Suku jawa atau biasa disebut dengan masyarakat jawa sangat menghormati dan menjunjung tinggi warisan leluhurnya. Warisan leluhur masyarakat jawa seperti nilai kesantunan, hukum adat, dan segala kebudayaan yang ada. Nilai kesantunan dalam masyarakat jawa sangat tersistem sebagaimana adat istiadat yang berlaku di masyarakat jawa. Nilai kesantunan masayarakat jawa tercermin pada cara bertutur dan bertindak. Cara bertutur dan bertindak masyarakat jawa sangat berbeda dengan suku bangsa lain di Indonesia. Kelembutan dan kesopanan mendominasi dalam cara bertutur dan bersikap masyarakat jawa. Nilai kesantunan dan adat istiadat masyarakat jawa tersusun secara tidak tertulis atau tidak ada kitab yang mencakupnya. Walaupun demikian, masyarakat jawa sangat memahami dan menjunjung tinggi nilai kesantunannya. Masyarakat jawa sebagian besar memahami aturan-aturan yang diwariskan oleh leluhurnya. Aturan-aturan tersebut seperti larangan-larangan yang berkaitan dengan tindakan dan tuturan, serta penanggalan jawa yang sangat berpengaruh di kehidupan masyarakat jawa.
Masyarakat Jawa sebagian besar memeluk agama islam. Pemeluk agama Islam di kalangan masyarakat Jawa dibedakan menjadi dua golongan, yaitu golongan Islam santri dan golongan Islam kejawen. Golongan Islam santri adalah golongan yang menjalankan ibadah sesuai ajaran Islam dengan syariat-syariatnya. Golongan Islam kejawen adalah golongan yang percaya pada ajaran Islam, tetapi tidak patuh menjalankan syariat Islam dan masih percaya kepada kekuatan lain. Sebagian besar masyarakat Jawa masuk kedalam golongan Islam kejawen. Hal tersebut dilihat dari banyaknya masyarakat Jawa yang masih mempercayai kekuatan lain selain Allah SWT. Golongan Islam kejawen muncul karena pengaruh kepercayaan yang dianut nenek moyang masayrakat jawa. Nenek moyang masyarakat jawa menganut kepercayaan animisme dan dinamisme. Animisme dan dinamisme merupakan kepercayaan yang menyembah benda-benda mati yang ada di alam semesta. Masyarakat Jawa masih sangat percaya pada hal gaib atau kekuatan lain seperti makhluk-makhluk halus, hari baik atau naas, hari kelahiran atau weton, dan benda-benda pusaka.

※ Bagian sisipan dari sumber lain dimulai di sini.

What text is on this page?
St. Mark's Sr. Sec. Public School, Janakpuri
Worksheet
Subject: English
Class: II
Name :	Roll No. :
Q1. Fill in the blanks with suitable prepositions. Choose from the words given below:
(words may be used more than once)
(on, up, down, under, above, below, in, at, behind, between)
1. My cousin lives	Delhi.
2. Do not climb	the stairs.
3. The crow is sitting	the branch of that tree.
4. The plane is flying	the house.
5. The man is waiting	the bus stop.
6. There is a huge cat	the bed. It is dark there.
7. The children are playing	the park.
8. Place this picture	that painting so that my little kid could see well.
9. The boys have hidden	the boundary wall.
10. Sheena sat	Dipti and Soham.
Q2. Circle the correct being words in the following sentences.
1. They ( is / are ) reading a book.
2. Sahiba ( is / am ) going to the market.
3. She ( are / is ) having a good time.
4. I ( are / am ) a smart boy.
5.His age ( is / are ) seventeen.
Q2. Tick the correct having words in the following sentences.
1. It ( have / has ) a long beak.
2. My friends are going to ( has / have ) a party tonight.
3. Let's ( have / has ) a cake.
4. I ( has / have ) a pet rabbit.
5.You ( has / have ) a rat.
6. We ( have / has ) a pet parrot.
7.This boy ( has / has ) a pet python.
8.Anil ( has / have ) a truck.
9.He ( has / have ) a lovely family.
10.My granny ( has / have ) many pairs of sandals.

Mistisisme yang dianut oleh masyarakat jawa sangat mudah ditemui dalam kehidupan mereka. Mistisisme yang ada dalam masyarakat jawa antara lain kepercayaan terhadap kekuatan gaib, penanggalan jawa, dan benda-benda pusaka. Kepercayaan masyarakat jawa terhadap kekuatan gaib ditunjukan dengan penghormatan terhadap leluhur yang selalu memberikan kebaikan jika dipuja dengan cara melakukan ritual-ritual adat. Penanggalan jawa yang dimiliki oleh masyarakat jawa juga tidak luput dari unsur mistisisme. Penanggalan yang ada dalan kalender jawa mencakup hari kelahira, hari baik, dan hari buruk yang sangat berpengaruh terhadap kelangsungan hidup masyarakat jawa. Benda pusaka yang sanagt khas dalam masyarakat jawa adalah keris. Keris merupakan besi berliku yang sangat indah sebagai simbol kekuatan. Keris oleh masyarakat jawa tidak hanya dipandang sebagai perhiasan laki-laki, namun memiliki kekuatan gaib di dalamnya.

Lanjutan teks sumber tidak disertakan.